A participação do Núcleo Bahia no I Congresso da UEFS reforça o compromisso com pesquisas críticas e socialmente comprometidas, voltadas à compreensão das dinâmicas urbanas, territoriais e jurídicas vivenciadas em comunidades periféricas e tradicionais. Os debates realizados durante o encontro contribuíram para fortalecer o diálogo entre universidade e território, evidenciando a extensão universitária como espaço de produção coletiva do conhecimento e de fortalecimento das lutas populares.

Núcleo Bahia apresenta pesquisas sobre território, extensão e lutas populares no I Congresso da UEFS
O Núcleo Bahia do projeto de pesquisa “Direito das Favelas” participou do I Congresso da Universidade Estadual de Feira de Santana (UEFS), realizado entre os dias 04 e 07 de maio de 2026, em comemoração aos 50 anos da instituição. O evento reuniu a comunidade universitária em grupos de trabalho voltados à produção crítica do conhecimento e ao fortalecimento da universidade pública. Integrando o GT 68 “UEFS para quem?: a extensão como espaço de produção de uma universidade popular”, integrantes do projeto apresentaram trabalhos construídos a partir de experiências oriundas da pesquisa-ação desenvolvidas em territórios populares de Salvador, articulando extensão universitária, produção coletiva do conhecimento e fortalecimento comunitário.

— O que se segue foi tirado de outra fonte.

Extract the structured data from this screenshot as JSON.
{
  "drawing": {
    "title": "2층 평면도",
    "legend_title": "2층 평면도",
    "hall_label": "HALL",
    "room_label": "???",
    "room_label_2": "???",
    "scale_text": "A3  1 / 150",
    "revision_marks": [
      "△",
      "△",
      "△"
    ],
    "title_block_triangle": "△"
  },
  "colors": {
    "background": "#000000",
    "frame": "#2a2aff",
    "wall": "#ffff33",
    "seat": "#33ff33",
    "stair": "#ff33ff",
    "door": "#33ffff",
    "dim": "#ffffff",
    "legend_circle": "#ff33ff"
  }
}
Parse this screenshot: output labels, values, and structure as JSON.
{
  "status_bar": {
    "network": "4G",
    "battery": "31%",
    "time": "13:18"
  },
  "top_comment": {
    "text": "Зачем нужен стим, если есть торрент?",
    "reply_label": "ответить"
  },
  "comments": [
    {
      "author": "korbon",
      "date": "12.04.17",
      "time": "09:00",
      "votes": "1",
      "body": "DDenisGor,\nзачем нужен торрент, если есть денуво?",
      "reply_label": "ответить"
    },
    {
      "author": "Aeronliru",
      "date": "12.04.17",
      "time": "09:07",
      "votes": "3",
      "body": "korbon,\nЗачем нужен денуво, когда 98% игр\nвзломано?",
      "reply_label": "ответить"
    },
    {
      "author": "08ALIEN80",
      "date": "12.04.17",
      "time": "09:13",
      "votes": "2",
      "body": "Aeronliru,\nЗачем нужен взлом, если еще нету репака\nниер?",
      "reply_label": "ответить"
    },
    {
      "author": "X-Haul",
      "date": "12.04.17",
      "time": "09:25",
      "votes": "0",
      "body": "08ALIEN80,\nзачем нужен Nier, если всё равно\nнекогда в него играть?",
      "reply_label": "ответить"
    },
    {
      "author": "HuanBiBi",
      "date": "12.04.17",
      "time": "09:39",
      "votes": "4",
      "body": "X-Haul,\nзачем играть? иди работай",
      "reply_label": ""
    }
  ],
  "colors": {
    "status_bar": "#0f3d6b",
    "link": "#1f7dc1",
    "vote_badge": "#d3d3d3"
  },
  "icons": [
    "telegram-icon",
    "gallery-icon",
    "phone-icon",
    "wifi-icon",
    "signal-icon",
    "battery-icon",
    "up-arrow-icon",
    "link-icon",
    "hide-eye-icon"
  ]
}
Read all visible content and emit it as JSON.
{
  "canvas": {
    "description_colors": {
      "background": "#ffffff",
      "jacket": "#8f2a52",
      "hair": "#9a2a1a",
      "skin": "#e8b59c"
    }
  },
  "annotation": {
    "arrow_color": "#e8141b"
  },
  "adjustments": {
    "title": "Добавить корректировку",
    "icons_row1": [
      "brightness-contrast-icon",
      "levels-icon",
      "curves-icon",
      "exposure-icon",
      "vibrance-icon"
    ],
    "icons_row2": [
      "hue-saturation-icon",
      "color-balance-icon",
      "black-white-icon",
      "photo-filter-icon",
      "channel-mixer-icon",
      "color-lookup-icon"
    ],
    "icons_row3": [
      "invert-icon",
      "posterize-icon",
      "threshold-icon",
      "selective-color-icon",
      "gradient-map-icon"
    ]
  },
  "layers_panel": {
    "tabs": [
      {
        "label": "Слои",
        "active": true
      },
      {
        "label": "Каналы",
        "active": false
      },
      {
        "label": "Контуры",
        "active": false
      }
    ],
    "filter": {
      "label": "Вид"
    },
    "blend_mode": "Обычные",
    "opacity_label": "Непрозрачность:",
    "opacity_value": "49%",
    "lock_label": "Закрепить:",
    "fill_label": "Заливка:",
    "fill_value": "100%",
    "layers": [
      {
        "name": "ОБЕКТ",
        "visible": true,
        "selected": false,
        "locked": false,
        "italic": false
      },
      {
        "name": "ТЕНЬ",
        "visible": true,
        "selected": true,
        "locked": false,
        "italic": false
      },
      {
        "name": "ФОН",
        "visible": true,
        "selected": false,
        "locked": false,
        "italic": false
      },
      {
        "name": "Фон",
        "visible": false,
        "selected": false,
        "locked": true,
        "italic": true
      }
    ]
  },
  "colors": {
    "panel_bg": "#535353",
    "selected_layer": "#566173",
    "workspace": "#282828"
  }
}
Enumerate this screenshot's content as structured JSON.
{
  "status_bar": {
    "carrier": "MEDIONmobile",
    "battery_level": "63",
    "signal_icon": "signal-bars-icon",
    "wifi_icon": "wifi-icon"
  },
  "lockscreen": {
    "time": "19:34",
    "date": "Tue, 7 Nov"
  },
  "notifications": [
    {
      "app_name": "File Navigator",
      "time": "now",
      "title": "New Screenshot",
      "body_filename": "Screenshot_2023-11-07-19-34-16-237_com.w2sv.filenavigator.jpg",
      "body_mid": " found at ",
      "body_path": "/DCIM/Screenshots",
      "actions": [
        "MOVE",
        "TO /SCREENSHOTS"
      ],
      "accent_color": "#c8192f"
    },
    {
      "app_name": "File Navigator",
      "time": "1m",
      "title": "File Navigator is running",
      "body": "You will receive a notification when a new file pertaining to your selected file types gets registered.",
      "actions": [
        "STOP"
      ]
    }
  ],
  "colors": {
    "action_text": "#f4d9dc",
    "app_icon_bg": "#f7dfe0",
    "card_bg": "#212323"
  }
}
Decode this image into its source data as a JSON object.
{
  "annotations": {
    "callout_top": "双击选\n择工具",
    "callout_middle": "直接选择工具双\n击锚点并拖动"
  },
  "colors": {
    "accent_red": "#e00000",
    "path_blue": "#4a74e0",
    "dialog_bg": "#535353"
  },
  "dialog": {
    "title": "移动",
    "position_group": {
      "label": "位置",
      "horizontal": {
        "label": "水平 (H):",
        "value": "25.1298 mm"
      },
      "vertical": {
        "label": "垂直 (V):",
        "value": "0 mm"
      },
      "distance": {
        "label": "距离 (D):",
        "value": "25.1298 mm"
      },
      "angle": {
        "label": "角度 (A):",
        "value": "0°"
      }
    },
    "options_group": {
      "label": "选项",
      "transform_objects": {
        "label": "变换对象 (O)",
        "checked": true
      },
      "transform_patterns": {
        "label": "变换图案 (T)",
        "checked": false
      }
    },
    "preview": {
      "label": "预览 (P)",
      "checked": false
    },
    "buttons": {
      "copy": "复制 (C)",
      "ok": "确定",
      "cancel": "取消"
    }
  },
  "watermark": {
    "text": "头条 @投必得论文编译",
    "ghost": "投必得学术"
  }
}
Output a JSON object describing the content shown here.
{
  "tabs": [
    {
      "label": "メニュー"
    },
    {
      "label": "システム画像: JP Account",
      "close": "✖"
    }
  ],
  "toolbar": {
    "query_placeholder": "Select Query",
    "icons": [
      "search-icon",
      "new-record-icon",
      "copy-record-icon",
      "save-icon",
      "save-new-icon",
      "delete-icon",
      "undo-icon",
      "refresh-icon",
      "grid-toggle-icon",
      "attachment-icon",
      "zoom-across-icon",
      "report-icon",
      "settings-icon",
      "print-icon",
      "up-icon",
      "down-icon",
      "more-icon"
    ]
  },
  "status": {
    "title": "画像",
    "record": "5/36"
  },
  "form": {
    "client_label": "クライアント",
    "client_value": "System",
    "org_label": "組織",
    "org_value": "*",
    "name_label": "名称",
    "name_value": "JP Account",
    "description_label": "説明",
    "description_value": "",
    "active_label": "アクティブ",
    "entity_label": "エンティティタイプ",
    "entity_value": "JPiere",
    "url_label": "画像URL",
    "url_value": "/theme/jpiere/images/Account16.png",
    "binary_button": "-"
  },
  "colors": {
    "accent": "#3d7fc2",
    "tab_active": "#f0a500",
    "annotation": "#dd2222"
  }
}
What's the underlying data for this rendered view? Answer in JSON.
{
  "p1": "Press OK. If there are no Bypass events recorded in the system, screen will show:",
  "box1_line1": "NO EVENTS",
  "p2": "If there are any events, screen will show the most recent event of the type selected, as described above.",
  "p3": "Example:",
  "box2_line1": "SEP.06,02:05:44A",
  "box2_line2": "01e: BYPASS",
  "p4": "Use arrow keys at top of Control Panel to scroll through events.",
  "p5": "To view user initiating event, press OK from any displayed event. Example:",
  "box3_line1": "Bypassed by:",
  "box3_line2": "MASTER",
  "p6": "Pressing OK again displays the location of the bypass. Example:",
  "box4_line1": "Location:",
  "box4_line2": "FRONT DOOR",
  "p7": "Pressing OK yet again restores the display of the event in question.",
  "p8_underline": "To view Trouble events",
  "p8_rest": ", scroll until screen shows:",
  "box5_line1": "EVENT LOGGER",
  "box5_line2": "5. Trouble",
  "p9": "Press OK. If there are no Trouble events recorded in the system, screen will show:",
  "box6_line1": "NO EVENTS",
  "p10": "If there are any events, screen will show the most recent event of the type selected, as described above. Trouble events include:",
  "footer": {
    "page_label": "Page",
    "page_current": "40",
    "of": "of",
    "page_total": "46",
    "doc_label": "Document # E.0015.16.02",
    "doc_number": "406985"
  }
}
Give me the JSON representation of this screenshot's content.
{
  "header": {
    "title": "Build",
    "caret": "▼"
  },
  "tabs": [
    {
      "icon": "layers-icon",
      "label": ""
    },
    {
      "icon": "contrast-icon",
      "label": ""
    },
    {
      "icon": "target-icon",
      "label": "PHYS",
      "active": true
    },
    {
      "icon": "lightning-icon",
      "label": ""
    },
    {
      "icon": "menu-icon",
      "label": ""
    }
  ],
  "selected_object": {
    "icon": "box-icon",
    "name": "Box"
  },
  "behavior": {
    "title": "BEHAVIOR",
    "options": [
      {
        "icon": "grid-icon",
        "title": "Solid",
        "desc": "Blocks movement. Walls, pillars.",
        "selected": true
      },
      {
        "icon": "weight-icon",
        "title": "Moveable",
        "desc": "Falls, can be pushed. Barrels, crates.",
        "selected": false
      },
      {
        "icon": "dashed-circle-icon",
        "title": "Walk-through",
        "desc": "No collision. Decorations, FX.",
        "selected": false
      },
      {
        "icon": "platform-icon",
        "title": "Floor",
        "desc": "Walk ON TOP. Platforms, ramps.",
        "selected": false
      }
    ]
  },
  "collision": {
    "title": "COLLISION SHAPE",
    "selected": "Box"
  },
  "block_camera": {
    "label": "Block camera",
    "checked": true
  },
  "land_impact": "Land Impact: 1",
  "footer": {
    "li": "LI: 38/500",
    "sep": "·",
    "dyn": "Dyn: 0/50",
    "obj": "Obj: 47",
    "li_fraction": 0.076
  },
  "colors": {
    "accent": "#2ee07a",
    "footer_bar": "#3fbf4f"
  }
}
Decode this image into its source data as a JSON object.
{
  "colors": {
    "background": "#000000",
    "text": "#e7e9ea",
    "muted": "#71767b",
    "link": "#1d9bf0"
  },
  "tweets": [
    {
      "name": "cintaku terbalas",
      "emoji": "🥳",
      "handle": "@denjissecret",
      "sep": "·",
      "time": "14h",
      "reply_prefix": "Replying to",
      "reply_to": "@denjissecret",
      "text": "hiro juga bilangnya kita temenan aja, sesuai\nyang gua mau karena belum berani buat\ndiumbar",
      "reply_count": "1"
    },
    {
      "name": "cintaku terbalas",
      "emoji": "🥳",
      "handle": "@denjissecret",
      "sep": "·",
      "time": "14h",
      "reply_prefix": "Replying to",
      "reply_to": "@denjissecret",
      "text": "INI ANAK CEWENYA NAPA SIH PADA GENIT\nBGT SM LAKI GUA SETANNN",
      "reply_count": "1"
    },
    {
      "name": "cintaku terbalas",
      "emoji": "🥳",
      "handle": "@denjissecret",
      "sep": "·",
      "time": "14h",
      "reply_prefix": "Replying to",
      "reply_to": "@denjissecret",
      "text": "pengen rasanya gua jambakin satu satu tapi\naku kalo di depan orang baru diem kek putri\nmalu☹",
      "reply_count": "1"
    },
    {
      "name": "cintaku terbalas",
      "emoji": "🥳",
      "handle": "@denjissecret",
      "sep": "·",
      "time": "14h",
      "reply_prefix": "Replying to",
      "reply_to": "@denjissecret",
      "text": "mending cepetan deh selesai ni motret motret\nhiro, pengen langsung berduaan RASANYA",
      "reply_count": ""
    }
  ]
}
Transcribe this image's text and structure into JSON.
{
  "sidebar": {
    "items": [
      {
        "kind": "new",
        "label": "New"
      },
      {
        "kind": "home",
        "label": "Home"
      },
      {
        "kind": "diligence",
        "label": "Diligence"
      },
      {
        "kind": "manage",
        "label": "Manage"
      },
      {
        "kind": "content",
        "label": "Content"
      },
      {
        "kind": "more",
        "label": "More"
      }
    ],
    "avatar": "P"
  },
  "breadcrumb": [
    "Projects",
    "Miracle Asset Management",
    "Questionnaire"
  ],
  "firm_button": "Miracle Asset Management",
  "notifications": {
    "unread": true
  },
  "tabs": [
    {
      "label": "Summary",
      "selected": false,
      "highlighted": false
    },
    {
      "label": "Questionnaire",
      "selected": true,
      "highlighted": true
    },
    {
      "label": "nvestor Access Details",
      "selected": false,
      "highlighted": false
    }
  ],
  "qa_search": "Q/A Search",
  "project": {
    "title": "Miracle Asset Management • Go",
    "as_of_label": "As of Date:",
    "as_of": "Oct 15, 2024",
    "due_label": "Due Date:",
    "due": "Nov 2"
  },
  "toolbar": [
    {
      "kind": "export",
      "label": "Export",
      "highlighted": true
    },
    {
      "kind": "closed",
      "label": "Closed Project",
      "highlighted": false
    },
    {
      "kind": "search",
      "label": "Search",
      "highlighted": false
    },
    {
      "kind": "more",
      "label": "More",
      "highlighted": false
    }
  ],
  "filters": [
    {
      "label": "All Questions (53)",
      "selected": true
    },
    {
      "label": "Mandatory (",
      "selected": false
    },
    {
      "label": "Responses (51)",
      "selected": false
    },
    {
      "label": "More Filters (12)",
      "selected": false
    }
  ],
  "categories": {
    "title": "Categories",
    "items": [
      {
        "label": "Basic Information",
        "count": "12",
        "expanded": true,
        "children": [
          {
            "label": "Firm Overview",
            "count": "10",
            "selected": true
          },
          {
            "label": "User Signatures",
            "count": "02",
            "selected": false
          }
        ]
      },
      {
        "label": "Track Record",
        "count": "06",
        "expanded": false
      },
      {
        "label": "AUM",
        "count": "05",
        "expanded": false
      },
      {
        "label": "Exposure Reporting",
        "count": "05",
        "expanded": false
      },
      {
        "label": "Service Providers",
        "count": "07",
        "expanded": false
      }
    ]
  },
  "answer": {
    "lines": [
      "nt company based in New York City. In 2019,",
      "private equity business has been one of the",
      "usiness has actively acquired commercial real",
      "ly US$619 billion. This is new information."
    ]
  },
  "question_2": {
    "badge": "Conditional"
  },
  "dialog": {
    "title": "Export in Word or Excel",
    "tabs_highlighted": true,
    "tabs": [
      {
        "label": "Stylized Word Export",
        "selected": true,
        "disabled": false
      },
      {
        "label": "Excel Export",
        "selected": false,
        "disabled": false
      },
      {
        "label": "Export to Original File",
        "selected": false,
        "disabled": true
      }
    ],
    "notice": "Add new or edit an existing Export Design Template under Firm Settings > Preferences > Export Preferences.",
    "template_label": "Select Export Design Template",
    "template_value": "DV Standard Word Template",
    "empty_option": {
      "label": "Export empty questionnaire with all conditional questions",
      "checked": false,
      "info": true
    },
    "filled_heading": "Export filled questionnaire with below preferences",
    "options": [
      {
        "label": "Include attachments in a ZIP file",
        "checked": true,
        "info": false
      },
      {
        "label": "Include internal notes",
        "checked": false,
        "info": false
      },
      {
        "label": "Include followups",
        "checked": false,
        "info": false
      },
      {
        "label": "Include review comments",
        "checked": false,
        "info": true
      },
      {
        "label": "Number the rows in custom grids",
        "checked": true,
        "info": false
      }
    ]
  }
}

Entre os trabalhos apresentados esteve “Território e universidade: pesquisa ação, luta e fortalecimento comunitário em Canabrava, Salvador BA”, de autoria de Diego D’ Amorim, Felipe Canto, Liana Viveiros e Rebeca Bispo da Costa. A pesquisa discutiu o papel da extensão universitária na construção de práticas acadêmicas comprometidas com os territórios populares, a partir de experiências desenvolvidas nas comunidades de Canabrava e Loteamento das Mangueiras. O trabalho evidenciou como a articulação entre universidade e território possibilitou a construção coletiva de conhecimentos por meio de oficinas, entrevistas, mapeamentos territoriais e incidência em conflitos locais, fortalecendo os debates sobre ZEIS e Direito à Cidade, valorizando, assim, as narrativas produzidas pelos moradores.
Também foi apresentado o trabalho “Pensar, agir e sentir: navegando pela experiência da pesquisa luta na Gamboa de Baixo”, de autoria de Adriana Nogueira Vieira Lima, Ana Clara Evangelista de Melo, Fernanda Christina Silva Gonzalez e Nayara Amaral Muniz. Desenvolvida na comunidade tradicional pesqueira da Gamboa de Baixo, localizada em Salvador (BA). Em tal caso, a pesquisa ação propôs uma reflexão crítica sobre os limites do direito estatal na compreensão das dinâmicas urbanas periféricas. O trabalho destacou a existência de formas de pluralismo jurídico produzidas no cotidiano da comunidade, a centralidade do maretóriona reprodução da vida e a pesquisa-luta como metodologia capaz de fortalecer estratégias concretas de permanência no território.
A participação do Núcleo Bahia no I Congresso da UEFS reforça o compromisso com pesquisas críticas e socialmente comprometidas, voltadas à compreensão das dinâmicas urbanas, territoriais e jurídicas vivenciadas em comunidades periféricas e tradicionais. Os debates realizados durante o encontro contribuíram para fortalecer o diálogo entre universidade e território, evidenciando a extensão universitária como espaço de produção coletiva do conhecimento e de fortalecimento das lutas populares.